Monday, December 10, 2012

Party Planning For Dummies

We did it.

First big party in this house? Check it off the list. Never you mind that my husband couldn't get out of bed yesterday, or that I took a 4 hour nap. It was worth it. Big parties are no big deal. Effortless. Easy-peasy, chicken squeezy. Especially when you use these ever-so-smart party planning tips...
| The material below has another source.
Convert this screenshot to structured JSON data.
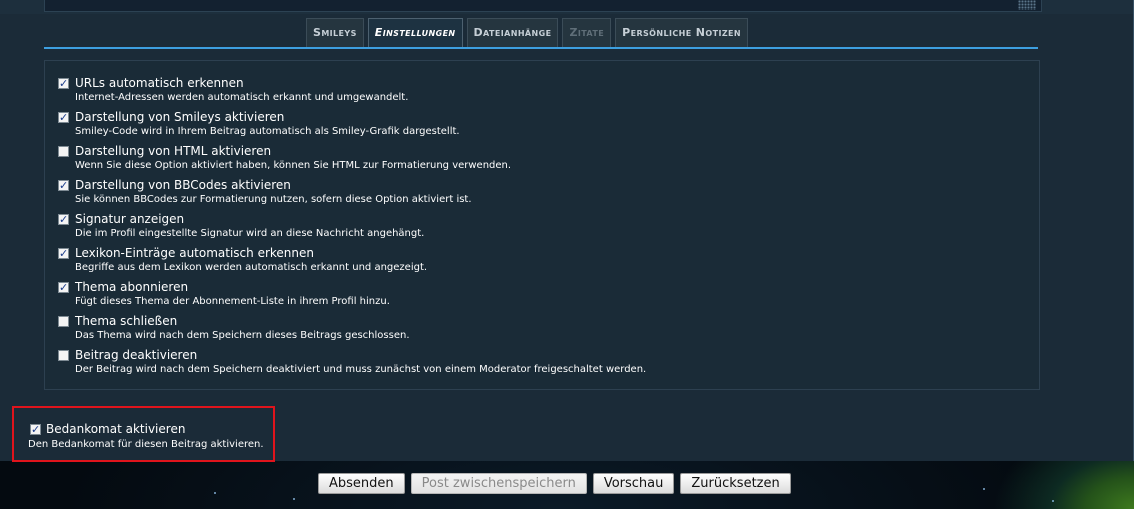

  • Buy your flowers a day before. This gives them a chance to open, and gives off that relaxed, "Hey, I have fresh flowers all the time," feel. My best place to find flowers is Costco. Is your Costco a vortex of unnecessary purchases? Because nothing says "I'm having a party" than a cart filled with tire cleaner and a gallon sized bag of pancake mix. 
  • Buy a chevron striped rug from RugsUSA for your daughter's room. Have it delivered day before your party. Realize it will look better in dining room and schlep downstairs. Cooerce your 7 year old into helping you lift rug under heavy table. Over existing rug. Hope guests don't notice the bumps, or that your husband notices you bought new rug.
  • Use upcoming party as chance to fix all of the annoying things in your house that drive you nuts. Have a handyman at your house the day before the party. The light in the shower now works! Will now serve cocktails in shower.
  • Forget you have Symphony tickets for the morning of the party. Can I peel potatoes during symphony? Smuggle some in purse. Will wait for horns section to kick off before starting potatoes.
  • Save your trip to Ikea to buy wine glasses until hours before the party. At this point, you are barely speaking to your spouse, so sending him off on an errand is an excellent idea. Husband specifically asks if he should buy (insert Swedish word for red wine glasses) or (insert Swedish word for white wine glasses). You tell him (Swedish word for white). He buys (insert Swedish word for red). You call him (insert Swedish word for... well, you get my drift). 
  • Agonize over centerpiece. Light candles. Reassure worried husband that no one will spill red wine or holiday cocktails on furniture. No one does. But, the dining room table (purchased 6 WEEKS ago) does catch on fire. Luckily, husband has made good use of his (Swedish word for red wine glasses) and laughs it off to a good memory. 

So there you have it! Party planning made easy. We narrowly escaped a call to the fire department, had Australians doing the Gangnam style dance in my family room & are forever blessed to have such good friends to celebrate with. Anyone know a good furniture refinisher?